Cyclical anniversaries

Ian Fleming

Oxford University Press

2015 | 128pp | £19.99

ISBN 9780199680900

The second edition of Pericyclic reactions by Ian Fleming comes at a timely moment – the 50th anniversary of Robert Woodward and Roald Hoffmann’s seminal text on the stereochemistry of electrocyclic reactions. The historical context gains added significance by noting the upcoming 100th anniversary of Gilbert Lewis’ 1916 paper on the shared electron bond and its application by Robert Robinson in 1924. 

Pericyclic reactions celebrates a remarkable period in bringing the role of stereochemistry (and topology) to the forefront of understanding mechanisms. This period also coincided with developments in the 1970s when  applied quantum mechanics enabled quantitative reaction potential energy surfaces to be constructed. Because many pericyclic reactions are capable of proceeding in the gas phase without a solvent, they quickly proved ideal test beds for this new area of computational chemistry. 

Pericyclic reactions have also inspired generations of synthetic chemists to make molecules that push the theories of pericyclic reactivity to their limits – provoked possibly by the famous Woodward and Hoffmann remark regarding their rules: ‘Violations. There are none!’

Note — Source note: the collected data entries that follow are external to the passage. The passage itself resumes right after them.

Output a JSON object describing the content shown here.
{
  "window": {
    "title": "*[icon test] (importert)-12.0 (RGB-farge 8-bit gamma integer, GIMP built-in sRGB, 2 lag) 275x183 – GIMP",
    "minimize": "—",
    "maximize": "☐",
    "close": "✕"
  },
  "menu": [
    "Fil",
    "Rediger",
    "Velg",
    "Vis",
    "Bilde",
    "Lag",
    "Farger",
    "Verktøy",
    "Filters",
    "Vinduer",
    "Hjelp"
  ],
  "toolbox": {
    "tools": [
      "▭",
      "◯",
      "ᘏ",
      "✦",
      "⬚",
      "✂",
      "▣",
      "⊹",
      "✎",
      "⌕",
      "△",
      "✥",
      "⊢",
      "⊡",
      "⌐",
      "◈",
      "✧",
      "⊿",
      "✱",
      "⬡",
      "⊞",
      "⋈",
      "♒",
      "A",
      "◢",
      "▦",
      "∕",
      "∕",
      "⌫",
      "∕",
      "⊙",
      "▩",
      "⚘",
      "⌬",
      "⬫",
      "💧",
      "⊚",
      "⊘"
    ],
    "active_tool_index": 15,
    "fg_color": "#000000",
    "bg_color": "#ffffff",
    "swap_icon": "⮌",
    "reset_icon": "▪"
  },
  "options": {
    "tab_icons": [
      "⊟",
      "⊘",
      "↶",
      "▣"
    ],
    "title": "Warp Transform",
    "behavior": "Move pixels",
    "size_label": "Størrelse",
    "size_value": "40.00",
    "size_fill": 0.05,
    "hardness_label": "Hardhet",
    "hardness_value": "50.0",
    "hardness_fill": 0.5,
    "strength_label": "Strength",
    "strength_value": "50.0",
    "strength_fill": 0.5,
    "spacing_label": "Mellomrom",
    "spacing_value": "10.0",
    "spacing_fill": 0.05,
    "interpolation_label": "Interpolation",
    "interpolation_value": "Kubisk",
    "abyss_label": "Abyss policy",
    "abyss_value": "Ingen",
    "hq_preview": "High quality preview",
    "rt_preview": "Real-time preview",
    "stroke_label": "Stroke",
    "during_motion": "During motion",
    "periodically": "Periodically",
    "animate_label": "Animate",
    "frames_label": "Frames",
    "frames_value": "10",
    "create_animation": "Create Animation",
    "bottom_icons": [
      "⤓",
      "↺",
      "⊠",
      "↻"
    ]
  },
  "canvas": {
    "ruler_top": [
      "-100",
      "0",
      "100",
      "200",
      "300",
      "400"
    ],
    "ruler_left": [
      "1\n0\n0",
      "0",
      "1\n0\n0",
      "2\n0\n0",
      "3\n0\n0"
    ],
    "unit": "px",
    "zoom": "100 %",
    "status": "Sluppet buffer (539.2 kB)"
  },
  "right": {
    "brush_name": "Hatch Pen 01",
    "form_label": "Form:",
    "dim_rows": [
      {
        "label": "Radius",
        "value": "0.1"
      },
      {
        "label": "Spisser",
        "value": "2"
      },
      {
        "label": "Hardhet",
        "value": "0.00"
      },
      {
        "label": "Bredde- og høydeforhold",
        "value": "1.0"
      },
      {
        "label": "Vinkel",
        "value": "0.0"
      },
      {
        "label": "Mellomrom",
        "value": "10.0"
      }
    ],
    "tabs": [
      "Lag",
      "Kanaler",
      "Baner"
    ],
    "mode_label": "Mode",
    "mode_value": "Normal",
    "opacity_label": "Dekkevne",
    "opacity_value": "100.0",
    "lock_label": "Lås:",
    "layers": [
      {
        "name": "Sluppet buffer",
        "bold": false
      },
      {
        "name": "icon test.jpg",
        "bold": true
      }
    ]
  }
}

The core of pericyclic reactions is their often highly selective stereochemical integrity, an explanation of which had largely eluded chemists prior to 1965 and only emerged through Woodward and Hoffmann’s work. The original explanations were largely couched in molecular orbital symmetries and, in particular, the frontier orbitals. This narrative is very much what you get in this book. 

You may, however, miss the very brief mention on p37 of a different approach in understanding these reactions – the aromatic transition state method. It is only covered in half a page and you get hints of an entirely new area of chemistry that emerged from this approach – namely the exploration of alternative topologies for the wavefunctions of conjugated systems, named in honour of the mathematician Möbius. I do not entirely agree with the remark that ‘although wonderfully simple, this explanation is not very revealing’. Since around 2000, the chemistry of Möbius molecules and pericyclic transition states has burgeoned into an exciting area illustrating what one might hope for in future chemical theories. The study of pericyclic reactions in many ways could be regarded as having been at the core of organic chemistry for the last 50 years and there may be more surprises yet to come.